US television reporters presented the weather as though it were a small war. At times like these, it seems, coast-dwelling thrill-seekers in the United States rush to the beach with their surfboards to catch the shore break, while TV crews record their folly. Sensible folk stay indoors and channel-surf. But not for too long. The satellite pictures on Miami’s Channel Seven were so hypnotic they had to interrupt the broadcast to tell viewers in the Florida Keys to switch off and start packing.
An island in the stream
Bimini has a louche reputation. It’s the setting of Hemingway’s fishing and drinking novel, Islands in the Stream, and it’s where the first black US congressman, Adam Clayton Powell, fled in the 1960s to escape charges of libel and tax evasion (accompanied by an aptly-named companion, Darlene Expose). Twenty years later, another US politician, the presidential hopeful Gary Hart, was photographed here with Donna Rice, a woman-not-his-wife, an affair that ended his hopes of the 1967 Democratic nomination.

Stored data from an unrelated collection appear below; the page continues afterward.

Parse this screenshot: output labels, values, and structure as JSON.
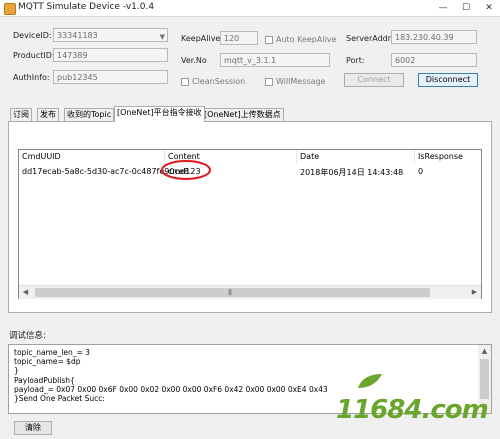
{
  "window": {
    "title": "MQTT Simulate Device  -v1.0.4",
    "min": "—",
    "max": "☐",
    "close": "✕"
  },
  "conn": {
    "device_id_label": "DeviceID:",
    "device_id_value": "33341183",
    "product_id_label": "ProductID:",
    "product_id_value": "147389",
    "auth_info_label": "AuthInfo:",
    "auth_info_value": "pub12345",
    "keepalive_label": "KeepAlive:",
    "keepalive_value": "120",
    "auto_keepalive_label": "Auto KeepAlive",
    "ver_label": "Ver.No",
    "ver_value": "mqtt_v_3.1.1",
    "clean_session_label": "CleanSession",
    "will_message_label": "WillMessage",
    "server_addr_label": "ServerAddr:",
    "server_addr_value": "183.230.40.39",
    "port_label": "Port:",
    "port_value": "6002",
    "connect_label": "Connect",
    "disconnect_label": "Disconnect"
  },
  "tabs": [
    "订阅",
    "发布",
    "收到的Topic",
    "[OneNet]平台指令接收",
    "[OneNet]上传数据点"
  ],
  "active_tab": 3,
  "table": {
    "columns": [
      "CmdUUID",
      "Content",
      "Date",
      "IsResponse"
    ],
    "rows": [
      [
        "dd17ecab-5a8c-5d30-ac7c-0c487fe90ce8",
        "cmd123",
        "2018年06月14日 14:43:48",
        "0"
      ]
    ]
  },
  "highlight_color": "#e0191c",
  "debug": {
    "label": "调试信息:",
    "lines": [
      "topic_name_len_= 3",
      "topic_name= $dp",
      "}",
      "PayloadPublish{",
      "payload_= 0x07 0x00 0x6F 0x00 0x02 0x00 0x00 0xF6 0x42 0x00 0x00 0xE4 0x43",
      "}Send One Packet Succ:"
    ],
    "clear_label": "清除"
  },
  "watermark": {
    "text": "11684.com",
    "color": "#6aa52c"
  }
}
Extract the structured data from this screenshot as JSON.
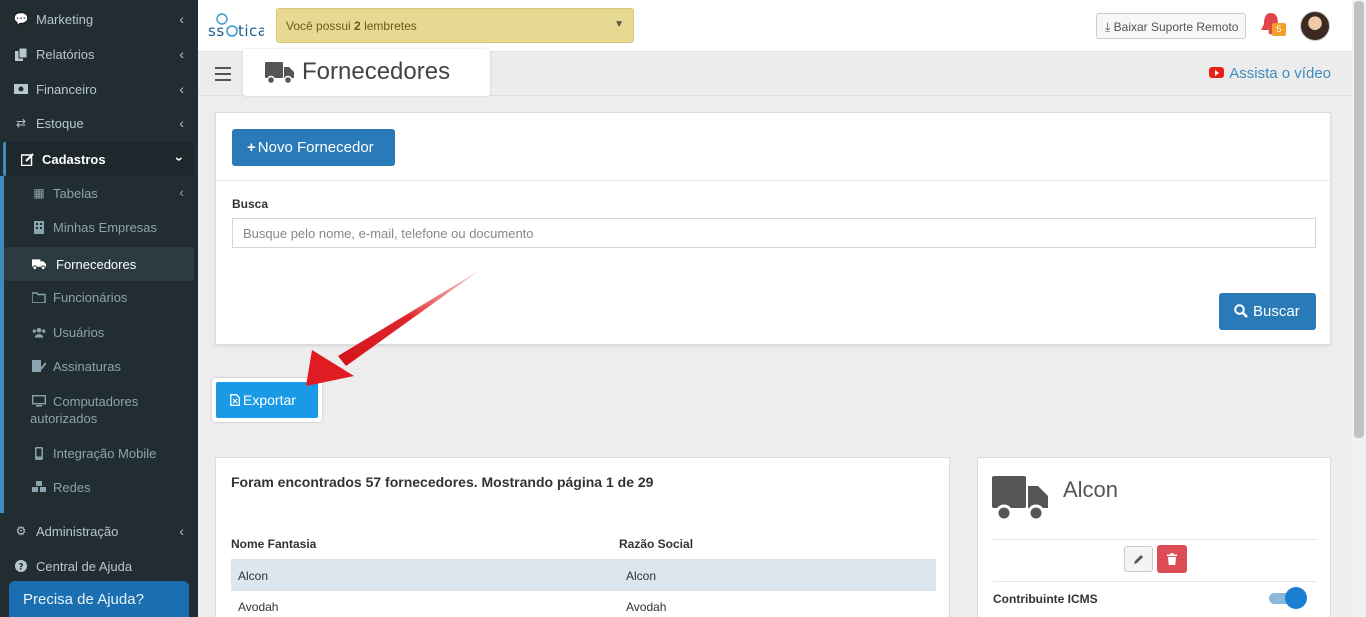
{
  "sidebar": {
    "items": [
      {
        "label": "Marketing",
        "icon": "comments-icon"
      },
      {
        "label": "Relatórios",
        "icon": "copy-icon"
      },
      {
        "label": "Financeiro",
        "icon": "money-icon"
      },
      {
        "label": "Estoque",
        "icon": "exchange-icon"
      },
      {
        "label": "Cadastros",
        "icon": "edit-icon"
      }
    ],
    "submenu": [
      {
        "label": "Tabelas",
        "icon": "table-icon"
      },
      {
        "label": "Minhas Empresas",
        "icon": "building-icon"
      },
      {
        "label": "Fornecedores",
        "icon": "truck-icon"
      },
      {
        "label": "Funcionários",
        "icon": "folder-icon"
      },
      {
        "label": "Usuários",
        "icon": "users-icon"
      },
      {
        "label": "Assinaturas",
        "icon": "signature-icon"
      },
      {
        "label_line1": "Computadores",
        "label_line2": "autorizados",
        "icon": "desktop-icon"
      },
      {
        "label": "Integração Mobile",
        "icon": "mobile-icon"
      },
      {
        "label": "Redes",
        "icon": "cubes-icon"
      }
    ],
    "bottom": [
      {
        "label": "Administração",
        "icon": "cogs-icon"
      },
      {
        "label": "Central de Ajuda",
        "icon": "question-icon"
      }
    ],
    "help_button": "Precisa de Ajuda?"
  },
  "topbar": {
    "logo": "ssOtica",
    "reminder_prefix": "Você possui ",
    "reminder_count": "2",
    "reminder_suffix": " lembretes",
    "download_label": "Baixar Suporte Remoto",
    "notification_count": "5"
  },
  "header": {
    "title": "Fornecedores",
    "video_link": "Assista o vídeo"
  },
  "search": {
    "new_button": "Novo Fornecedor",
    "label": "Busca",
    "placeholder": "Busque pelo nome, e-mail, telefone ou documento",
    "search_button": "Buscar"
  },
  "export_button": "Exportar",
  "results": {
    "summary": "Foram encontrados 57 fornecedores. Mostrando página 1 de 29",
    "columns": [
      "Nome Fantasia",
      "Razão Social"
    ],
    "rows": [
      {
        "fantasia": "Alcon",
        "razao": "Alcon"
      },
      {
        "fantasia": "Avodah",
        "razao": "Avodah"
      }
    ]
  },
  "detail": {
    "name": "Alcon",
    "icms_label": "Contribuinte ICMS",
    "icms_enabled": true
  },
  "colors": {
    "sidebar_bg": "#222d32",
    "primary": "#2a7ab8",
    "export": "#1a9ae6",
    "danger": "#dd4b54",
    "reminder": "#e8d992"
  }
}
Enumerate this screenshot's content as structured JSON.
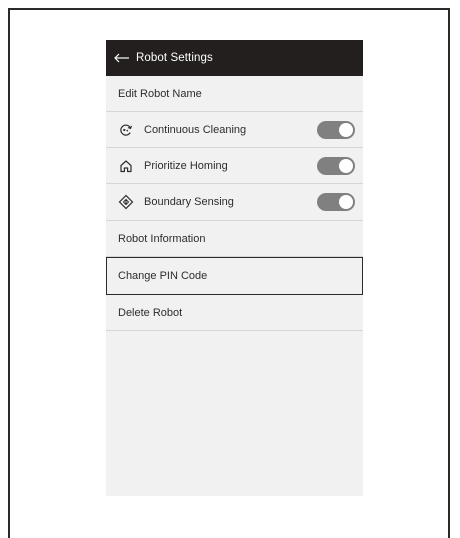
{
  "header": {
    "title": "Robot Settings"
  },
  "rows": {
    "edit_name": {
      "label": "Edit Robot Name"
    },
    "continuous_cleaning": {
      "label": "Continuous Cleaning",
      "enabled": true
    },
    "prioritize_homing": {
      "label": "Prioritize Homing",
      "enabled": true
    },
    "boundary_sensing": {
      "label": "Boundary Sensing",
      "enabled": true
    },
    "robot_information": {
      "label": "Robot Information"
    },
    "change_pin": {
      "label": "Change PIN Code",
      "highlighted": true
    },
    "delete_robot": {
      "label": "Delete Robot"
    }
  },
  "colors": {
    "header_bg": "#231f1e",
    "screen_bg": "#f1f1f1",
    "toggle_on": "#808080"
  },
  "icons": {
    "back": "arrow-left-icon",
    "continuous_cleaning": "continuous-cleaning-icon",
    "prioritize_homing": "home-icon",
    "boundary_sensing": "boundary-sensing-icon"
  }
}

The picture of Donna Rice and Gary Hart now hangs in the bar at the Compleat Angler, the island’s most celebrated drinking place. The barman points out to visitors—without prejudice, he says—that President Clinton has yet to make a trip to Bimini.

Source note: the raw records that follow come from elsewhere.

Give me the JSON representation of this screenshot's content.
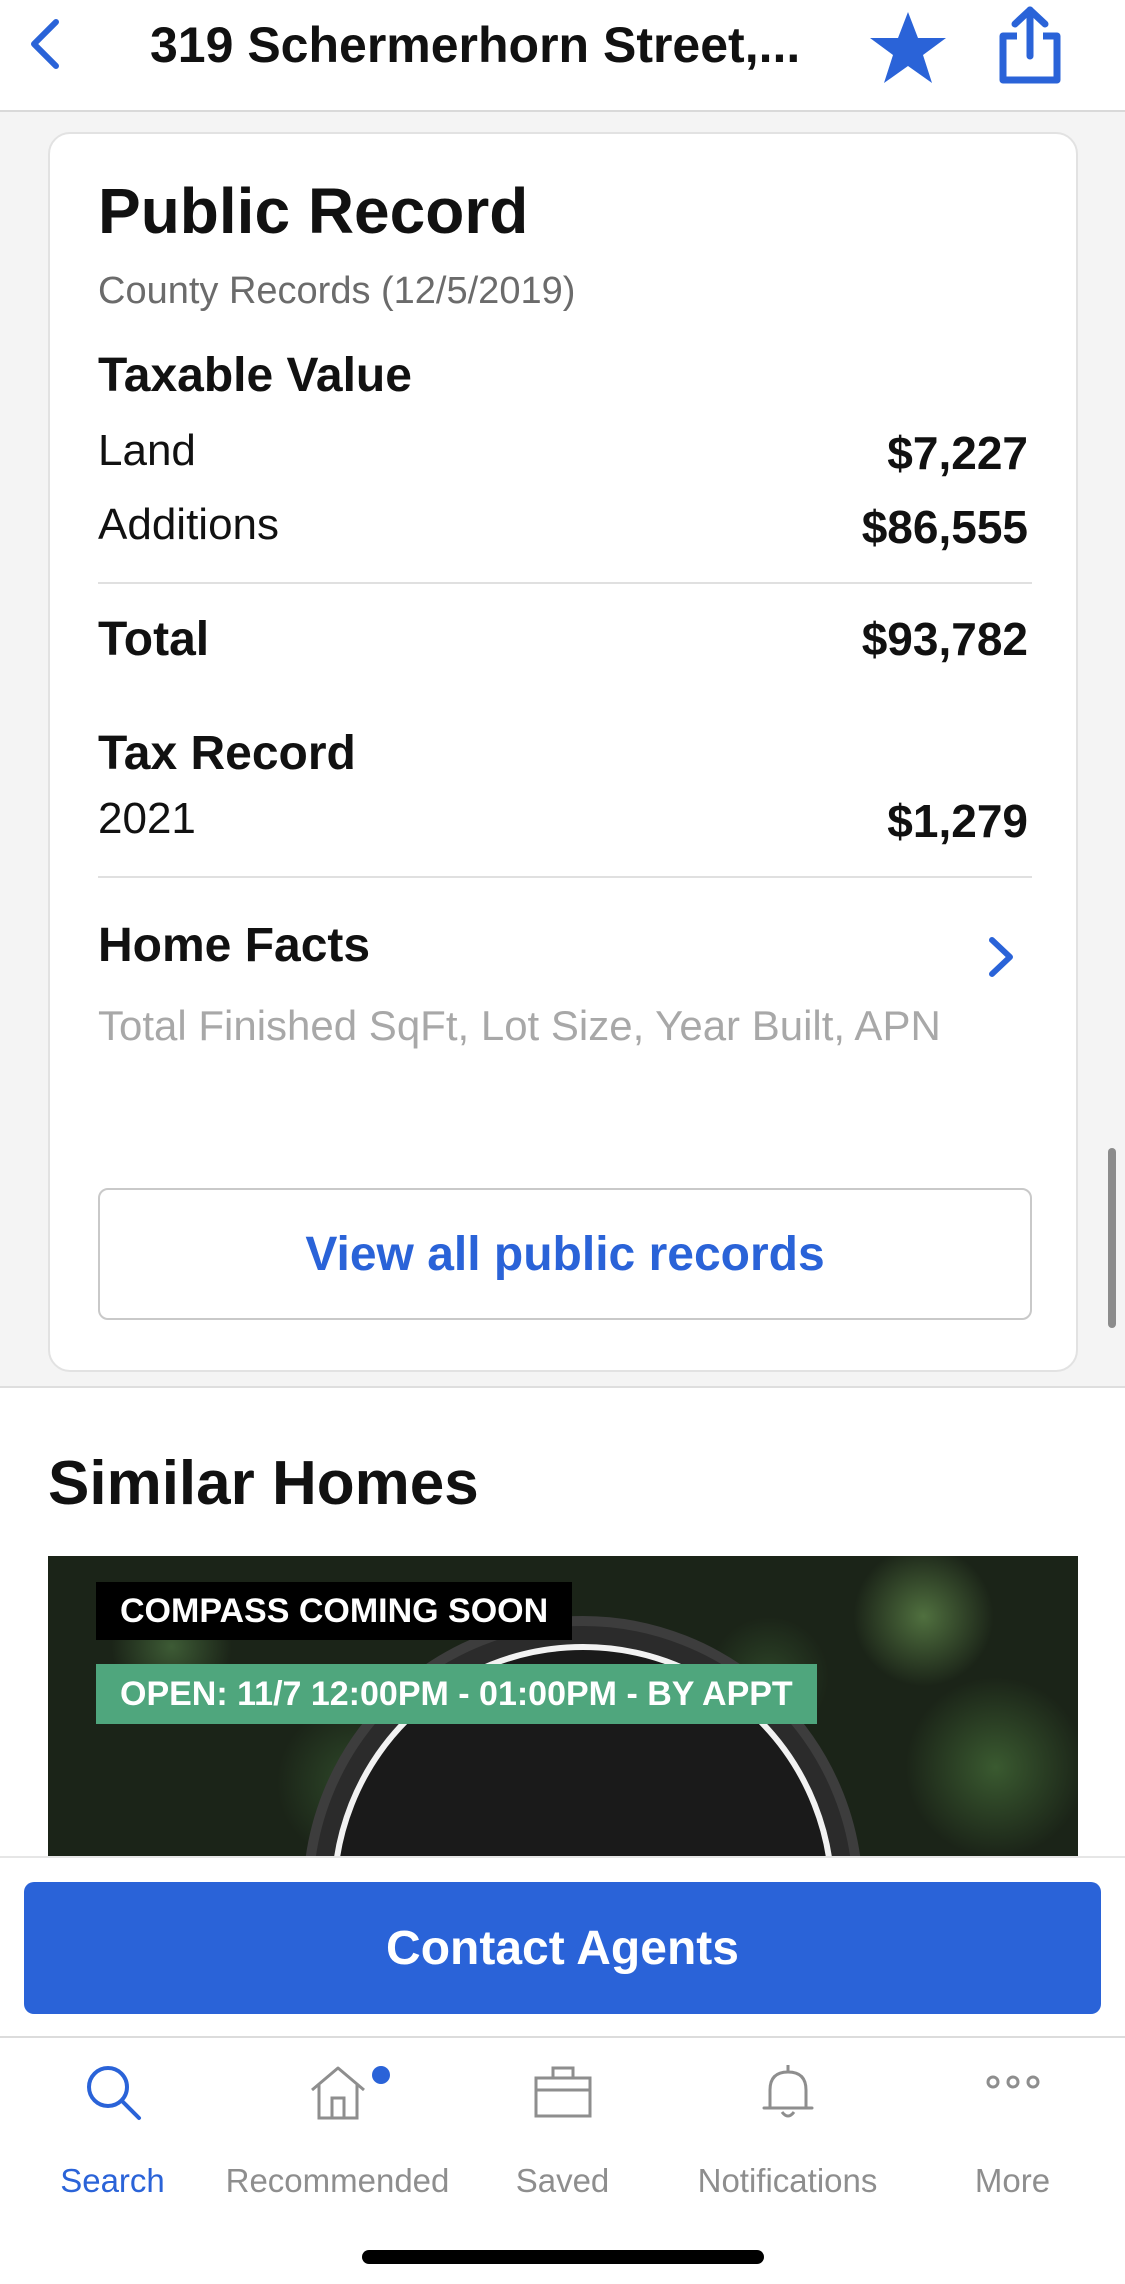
{
  "header": {
    "title": "319 Schermerhorn Street,...",
    "back_icon": "chevron-left-icon",
    "favorite_icon": "star-icon",
    "share_icon": "share-icon"
  },
  "public_record": {
    "title": "Public Record",
    "subtitle": "County Records (12/5/2019)",
    "taxable_value": {
      "label": "Taxable Value",
      "land_label": "Land",
      "land_value": "$7,227",
      "additions_label": "Additions",
      "additions_value": "$86,555",
      "total_label": "Total",
      "total_value": "$93,782"
    },
    "tax_record": {
      "label": "Tax Record",
      "year": "2021",
      "value": "$1,279"
    },
    "home_facts": {
      "label": "Home Facts",
      "subtitle": "Total Finished SqFt, Lot Size, Year Built, APN"
    },
    "view_all_label": "View all public records"
  },
  "similar_homes": {
    "title": "Similar Homes",
    "badge_status": "COMPASS COMING SOON",
    "badge_open": "OPEN: 11/7 12:00PM - 01:00PM - BY APPT"
  },
  "contact": {
    "label": "Contact Agents"
  },
  "tabbar": {
    "items": [
      {
        "label": "Search",
        "icon": "search-icon",
        "active": true
      },
      {
        "label": "Recommended",
        "icon": "home-icon",
        "active": false
      },
      {
        "label": "Saved",
        "icon": "briefcase-icon",
        "active": false
      },
      {
        "label": "Notifications",
        "icon": "bell-icon",
        "active": false
      },
      {
        "label": "More",
        "icon": "more-icon",
        "active": false
      }
    ]
  },
  "colors": {
    "accent": "#2a63d8",
    "badge_green": "#4fa67d"
  }
}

The island continues to draw the blue marlin crowd, rich rednecks whose idea of fun is a life-and-death struggle with a big fish. (They live; the fish dies.) There’s a scattering of minor showbiz celebrities. And these days Bimini has a novel lure: it’s become a global mecca for new-age dolphin lovers. A pod of Atlantic spotted dolphins hangs out in the shallow waters off the north shore. Many tourists, including some whose visit was cut short by Hurricane Georges, visit the island to seek spiritual communion with these wondrous aquatic mammals. For the votaries of oceanic pantheism Bimini has become a sacred site, a place of pilgrimage, the location—not the first to be so identified—of the lost city of Atlantis.